曰く、明日の午後に王女殿下がお待ちですとのこと。

いくらなんでも早すぎだ。

(そういえば)

私は、今日の彼女の格好を思い返す。

あまり覚えていないが、アンジェラを見た時、そこまで服装に違和感を覚えなかった。

つまり、おかしなドレスではなかったのだろう。

酔っ払いにも指摘されていた通り、彼女の化粧は過剰なほど薄かったけれど。

(私が前に言ったことを、気にしているのかな?)

なんだか、少し複雑な気持ちになった。

翌日、時間通りに私はアンジェラに会いに行った。

もはや、逃れることは不可能。ここは、腹をくくるしかない。

王城は昨日の喧騒が嘘のように静まり返っており、時折役人にすれ違うくらいである。

私を王女のいる客室へ案内している人物は、もちろん全身真っ黒な姿のメイドだった。

「王女殿下、ブリトニー様をご案内しました」

広い部屋の奥にある長椅子に、淡いラベンダー色のドレスを着たアンジェラが姿勢良く座っている。

髪は、少し緩めに結い上げたアップスタイルだ。

やっていることはめちゃくちゃだが、彼女には長年培ってきた気品がある。

メイドに案内された私は、彼女の向かい側に座るよう促された。

菫色の瞳にじっと見つめられると、嫌が応にも緊張してしまうが、以前よりも彼女の放つ雰囲気が柔らかい。
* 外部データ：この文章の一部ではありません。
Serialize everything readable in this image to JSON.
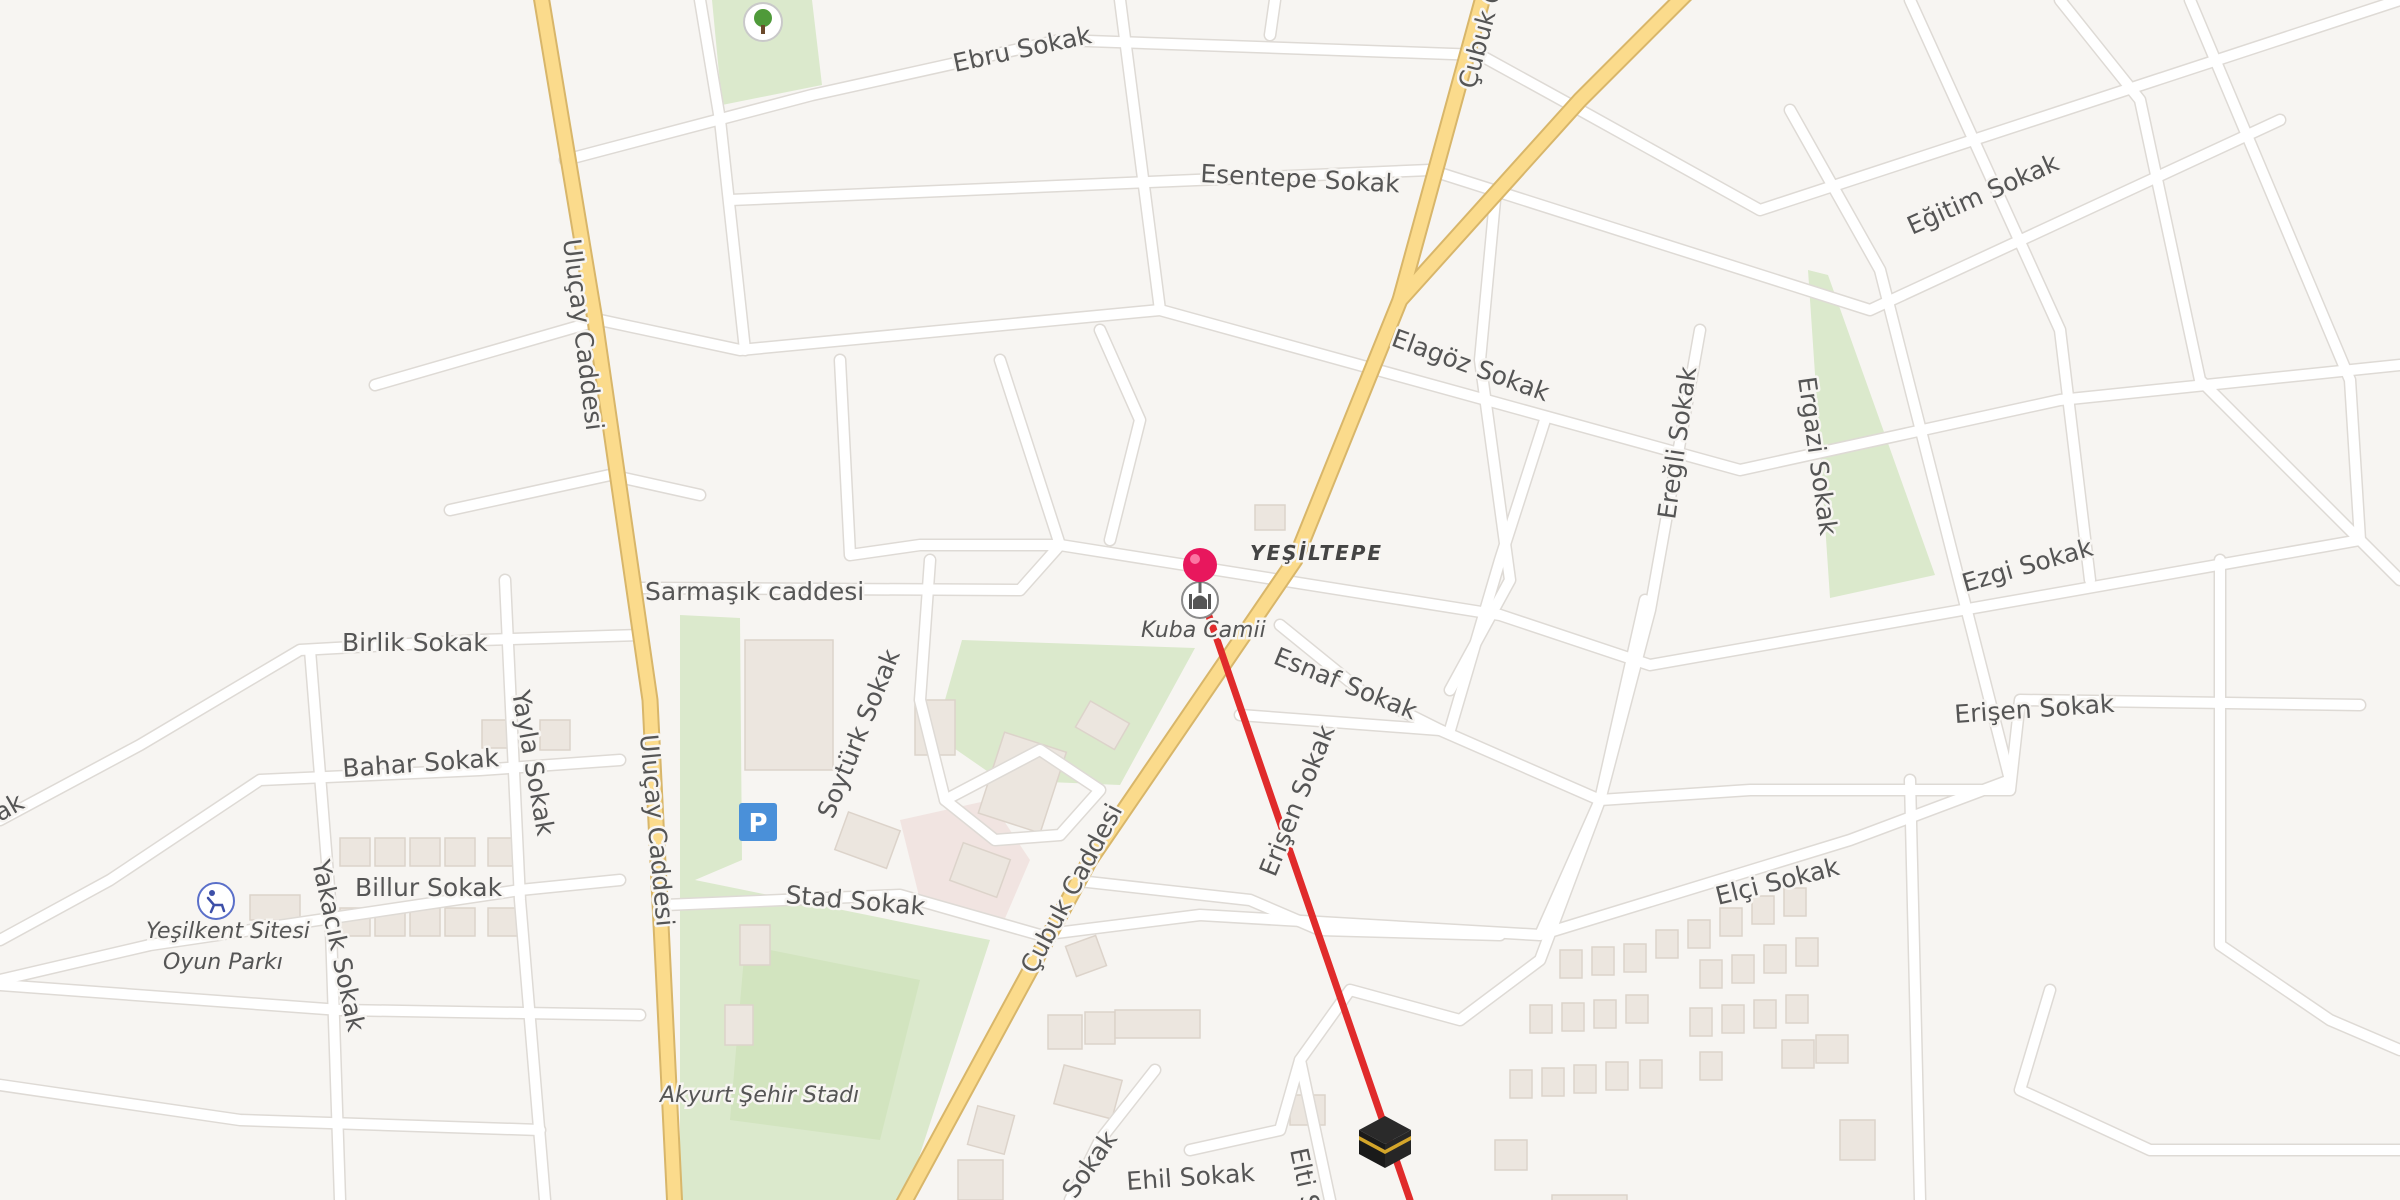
{
  "map": {
    "colors": {
      "background": "#f7f5f2",
      "street": "#ffffff",
      "main_road": "#fbdb8c",
      "green_area": "#dbe9cc",
      "building": "#ece6df",
      "route": "#e02b2b",
      "pin": "#e8175d",
      "parking": "#4a90d9"
    },
    "neighborhood": "YEŞİLTEPE",
    "streets": {
      "ulucay_1": "Uluçay Caddesi",
      "ulucay_2": "Uluçay Caddesi",
      "ebru": "Ebru Sokak",
      "cubuk_top": "Çubuk C",
      "esentepe": "Esentepe Sokak",
      "egitim": "Eğitim Sokak",
      "elagoz": "Elagöz Sokak",
      "eregli": "Ereğli Sokak",
      "ergazi": "Ergazi Sokak",
      "sarmasik": "Sarmaşık caddesi",
      "ezgi": "Ezgi Sokak",
      "birlik": "Birlik Sokak",
      "yayla": "Yayla Sokak",
      "esnaf": "Esnaf Sokak",
      "soyturk": "Soytürk Sokak",
      "erisen_1": "Erişen Sokak",
      "erisen_2": "Erişen Sokak",
      "bahar": "Bahar Sokak",
      "billur": "Billur Sokak",
      "yakacik": "Yakacık Sokak",
      "stad": "Stad Sokak",
      "cubuk": "Çubuk Caddesi",
      "elci": "Elçi Sokak",
      "ehil": "Ehil Sokak",
      "elti": "Elti S",
      "partial_sokak": "Sokak",
      "partial_left": "ak"
    },
    "pois": {
      "kuba_camii": "Kuba Camii",
      "yesilkent_line1": "Yeşilkent Sitesi",
      "yesilkent_line2": "Oyun Parkı",
      "stadium": "Akyurt Şehir Stadı",
      "parking_symbol": "P"
    },
    "icons": {
      "pin": "map-pin-icon",
      "mosque": "mosque-icon",
      "kaaba": "kaaba-icon",
      "tree": "tree-icon",
      "playground": "playground-icon",
      "parking": "parking-icon"
    }
  }
}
それはきっと、衣装や髪型によるところが大きいだろう。

(というか、私が前に助言した格好そのものだし)

アンジェラの唇は、淡いピンク色に彩られている。

「ねえ、ブリトニー。私、あなたに言いたいことがありますの」

「は、はい……! 何でしょうか?」

痩せたはずなのに、急に発生した汗が止まらない。

二年前の苦情だと、何事もなく帰れる気がしないのだけれど……

「前回のあなたの意見を参考に、ドレスや化粧を見直してみたの。けれど、私の評価は昨日あなたも聞いた通り。以前より多少はマシになったものの、私が満足するには遠く及ばない」

昨日の評価というのは、酔っ払いが彼女に投げつけた言葉を指しているのだろう。

確か「パッとしない」、「冴えない」などと、王女に対して失礼なことを言っていた。

「ですから、あなたに命じます。私を美しくなさい。一人だけ、抜け駆けをするなんて、許しませんわよ!」

アンジェラは、居丈高に立ち上がると、私の顔をビシッと指差す。

(ええ〜っ)

過去のお咎めではなかったものの……

面倒くさいことになりそうな予感がした。